Remember, to meet the $10,000.00 insurance exception, medical insurance must provide benefits specifically for motorcycle crashes. Florida doesn’t require motorcycle insurance, and your automobile Florida PIP vehicle coverage doesn’t automatically cover your motorcycle. Be sure you have a policy that specifically covers the use of a motorcycle, if you have one, and have apprised your insurance agent or carrier that you own or use one.

When did Florida repeal its previous Motorcycle Helmet Law?

Florida repealed its Motorcycle Helmet Law on July 1, 2020. The previous law required all riders to wear a helmet. With this change, some riders can legally operate a motorcycle without wearing a helmet. However, this writer believes that it is not safe to do so without a helmet. The better practice: wear one!

Is Florida’s Motorcycle Helmet Law constitutional?

The United States Court of Appeals upheld the constitutionality of Florida’s Motorcycle Helmet Law in Picou v. Gillum, 874 F.2d 1519 (11th Circ. 1989). This case challenged the law on the grounds of due process, equal protection, and privacy.

The court said that although using a motorcycle helmet is a personal decision, those injured in accidents use public services like ambulances and law enforcement. If they are disabled, they may access public benefits. The court said that although the purpose of the law is to prevent harm to the motorcycle rider, there is a benefit to the public.

Motorcycle helmet laws have been upheld throughout the United States as a valid exercise of police power.

What about eye protection for a motorcyclist in Florida?

Well, eye protection is required for motorcycle operators in Florida. The Motorcycle Helmet Law states that all operators must wear eye protection. Unlike the helmet law, there is no exception for age or insurance.

Can I be charged in criminal court for operating a motorcycle without a helmet in Florida?

No. Operating a motorcycle without a helmet is a noncriminal, nonmoving violation. The operator receives a citation and pays a fine.

It is a fact, according to the Center for Disease Control that helmet use reduces the risk of death to a motorcyclist by greater than 37 percent.
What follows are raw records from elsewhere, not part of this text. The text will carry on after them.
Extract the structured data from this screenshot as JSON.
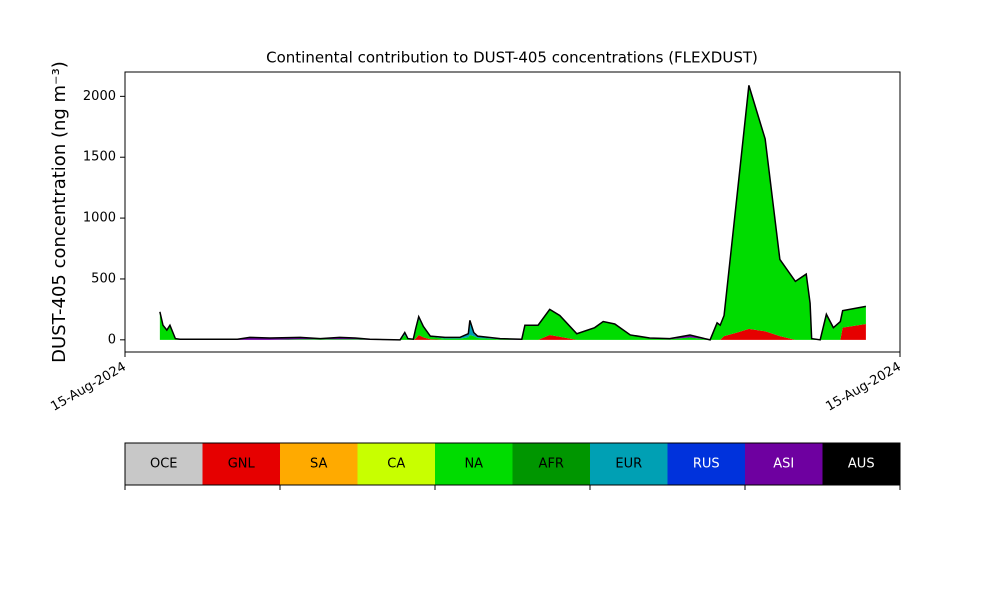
{
  "chart_data": {
    "type": "stacked-area",
    "title": "Continental contribution to DUST-405 concentrations (FLEXDUST)",
    "y_label": "DUST-405 concentration (ng m⁻³)",
    "x": [
      0.045,
      0.049,
      0.054,
      0.058,
      0.065,
      0.071,
      0.145,
      0.161,
      0.187,
      0.226,
      0.252,
      0.277,
      0.297,
      0.316,
      0.355,
      0.361,
      0.365,
      0.372,
      0.375,
      0.379,
      0.385,
      0.394,
      0.413,
      0.432,
      0.443,
      0.445,
      0.45,
      0.455,
      0.484,
      0.512,
      0.516,
      0.533,
      0.548,
      0.561,
      0.583,
      0.606,
      0.617,
      0.632,
      0.652,
      0.677,
      0.703,
      0.729,
      0.748,
      0.755,
      0.764,
      0.768,
      0.773,
      0.79,
      0.805,
      0.826,
      0.845,
      0.865,
      0.879,
      0.884,
      0.886,
      0.897,
      0.905,
      0.914,
      0.923,
      0.926,
      0.956
    ],
    "xlim": [
      0,
      1
    ],
    "xticks": [
      {
        "value": 0,
        "label": "15-Aug-2024"
      },
      {
        "value": 1,
        "label": "15-Aug-2024"
      }
    ],
    "ylim": [
      -100,
      2200
    ],
    "yticks": [
      0,
      500,
      1000,
      1500,
      2000
    ],
    "outline_color": "#000000",
    "series": [
      {
        "name": "OCE",
        "color": "#c8c8c8",
        "values": [
          0,
          0,
          0,
          0,
          0,
          0,
          0,
          0,
          0,
          0,
          0,
          0,
          0,
          0,
          0,
          0,
          0,
          0,
          0,
          0,
          0,
          0,
          0,
          0,
          0,
          0,
          0,
          0,
          0,
          0,
          0,
          0,
          0,
          0,
          0,
          0,
          0,
          0,
          0,
          0,
          0,
          0,
          0,
          0,
          0,
          0,
          0,
          0,
          0,
          0,
          0,
          0,
          0,
          0,
          0,
          0,
          0,
          0,
          0,
          0,
          0
        ]
      },
      {
        "name": "GNL",
        "color": "#e60000",
        "values": [
          0,
          0,
          0,
          0,
          0,
          0,
          0,
          0,
          0,
          0,
          0,
          0,
          0,
          0,
          0,
          0,
          0,
          0,
          10,
          40,
          20,
          5,
          0,
          0,
          0,
          0,
          0,
          0,
          0,
          0,
          0,
          0,
          40,
          25,
          0,
          0,
          0,
          0,
          0,
          0,
          0,
          0,
          0,
          0,
          0,
          0,
          30,
          60,
          90,
          70,
          30,
          0,
          0,
          0,
          0,
          0,
          0,
          0,
          0,
          100,
          130
        ]
      },
      {
        "name": "SA",
        "color": "#ffaa00",
        "values": [
          0,
          0,
          0,
          0,
          0,
          0,
          0,
          0,
          0,
          0,
          0,
          0,
          0,
          0,
          0,
          0,
          0,
          0,
          0,
          0,
          0,
          0,
          0,
          0,
          0,
          0,
          0,
          0,
          0,
          0,
          0,
          0,
          0,
          0,
          0,
          0,
          0,
          0,
          0,
          0,
          0,
          0,
          0,
          0,
          0,
          0,
          0,
          0,
          0,
          0,
          0,
          0,
          0,
          0,
          0,
          0,
          0,
          0,
          0,
          0,
          0
        ]
      },
      {
        "name": "CA",
        "color": "#c8ff00",
        "values": [
          0,
          0,
          0,
          0,
          0,
          0,
          0,
          0,
          0,
          0,
          0,
          0,
          0,
          0,
          0,
          0,
          0,
          0,
          0,
          0,
          0,
          0,
          0,
          0,
          0,
          0,
          0,
          0,
          0,
          0,
          0,
          0,
          0,
          0,
          0,
          0,
          0,
          0,
          0,
          0,
          0,
          0,
          0,
          0,
          0,
          0,
          0,
          0,
          0,
          0,
          0,
          0,
          0,
          0,
          0,
          0,
          0,
          0,
          0,
          0,
          0
        ]
      },
      {
        "name": "NA",
        "color": "#00dc00",
        "values": [
          230,
          120,
          80,
          120,
          10,
          0,
          0,
          0,
          0,
          5,
          5,
          5,
          5,
          0,
          0,
          40,
          5,
          5,
          60,
          130,
          80,
          20,
          10,
          10,
          20,
          40,
          30,
          15,
          5,
          0,
          120,
          120,
          210,
          175,
          50,
          100,
          150,
          130,
          40,
          10,
          5,
          20,
          5,
          0,
          140,
          120,
          170,
          1140,
          2000,
          1580,
          630,
          480,
          540,
          300,
          10,
          0,
          210,
          100,
          150,
          140,
          145
        ]
      },
      {
        "name": "AFR",
        "color": "#009600",
        "values": [
          0,
          0,
          0,
          0,
          0,
          0,
          0,
          0,
          0,
          0,
          0,
          0,
          0,
          0,
          0,
          0,
          0,
          0,
          0,
          0,
          0,
          0,
          0,
          0,
          0,
          0,
          0,
          0,
          0,
          0,
          0,
          0,
          0,
          0,
          0,
          0,
          0,
          0,
          0,
          0,
          0,
          0,
          0,
          0,
          0,
          0,
          0,
          0,
          0,
          0,
          0,
          0,
          0,
          0,
          0,
          0,
          0,
          0,
          0,
          0,
          0
        ]
      },
      {
        "name": "EUR",
        "color": "#00a0b4",
        "values": [
          0,
          0,
          0,
          0,
          0,
          0,
          0,
          0,
          0,
          0,
          0,
          0,
          0,
          0,
          0,
          10,
          0,
          0,
          20,
          20,
          10,
          5,
          5,
          5,
          25,
          110,
          20,
          10,
          0,
          0,
          0,
          0,
          0,
          0,
          0,
          0,
          0,
          0,
          0,
          0,
          0,
          0,
          0,
          0,
          0,
          0,
          0,
          0,
          0,
          0,
          0,
          0,
          0,
          0,
          0,
          0,
          0,
          0,
          0,
          0,
          0
        ]
      },
      {
        "name": "RUS",
        "color": "#0032dc",
        "values": [
          0,
          0,
          0,
          0,
          0,
          0,
          0,
          0,
          0,
          0,
          0,
          0,
          0,
          0,
          0,
          0,
          0,
          0,
          0,
          0,
          0,
          0,
          0,
          0,
          0,
          0,
          0,
          0,
          0,
          0,
          0,
          0,
          0,
          0,
          0,
          0,
          0,
          0,
          0,
          0,
          0,
          0,
          0,
          0,
          0,
          0,
          0,
          0,
          0,
          0,
          0,
          0,
          0,
          0,
          0,
          0,
          0,
          0,
          0,
          0,
          0
        ]
      },
      {
        "name": "ASI",
        "color": "#6e00a0",
        "values": [
          0,
          0,
          0,
          0,
          0,
          5,
          5,
          20,
          15,
          15,
          5,
          15,
          10,
          5,
          0,
          10,
          5,
          0,
          0,
          0,
          0,
          0,
          5,
          5,
          5,
          10,
          10,
          5,
          5,
          5,
          0,
          0,
          0,
          0,
          0,
          0,
          0,
          0,
          0,
          5,
          5,
          20,
          5,
          0,
          0,
          0,
          0,
          0,
          0,
          0,
          0,
          0,
          0,
          0,
          0,
          0,
          0,
          0,
          0,
          0,
          0
        ]
      },
      {
        "name": "AUS",
        "color": "#000000",
        "values": [
          0,
          0,
          0,
          0,
          0,
          0,
          0,
          0,
          0,
          0,
          0,
          0,
          0,
          0,
          0,
          0,
          0,
          0,
          0,
          0,
          0,
          0,
          0,
          0,
          0,
          0,
          0,
          0,
          0,
          0,
          0,
          0,
          0,
          0,
          0,
          0,
          0,
          0,
          0,
          0,
          0,
          0,
          0,
          0,
          0,
          0,
          0,
          0,
          0,
          0,
          0,
          0,
          0,
          0,
          0,
          0,
          0,
          0,
          0,
          0,
          0
        ]
      }
    ]
  }
}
In addition, helmet use reduces the risk of head injury by 69 percent.

*Each motorcycle registered to a person under 21 years of age in the State of Florida must display a license plate that is unique in design and color.

There are some differences between the laws of operating a motor vehicle and the laws concerning the operation of a motorcycle. Particularly notable is the assignment of comparative negligence. There is a specific statute that says a jury or factfinder may view failing to use the seatbelt as triggering a comparative negligence situation. However, the seatbelt laws differ from the motorcycle law in two respects. Firstly, the law requires that all drivers wear a seatbelt, except those with a medical condition. Secondly, there is a specific law allowing the jury to apply comparative negligence. These things do not exist under the Florida Motorcycle Helmet Law. Furthermore, even with a helmet, motorcycle riders can still be injured on the road due to another driver’s negligence. But, this does not necessarily mean that courts will not apply some principles of comparative negligence in cases involving motorcycle accidents. So, even if a person was injured by another driver and was not wearing a helmet, they still deserve financial compensation for their injuries.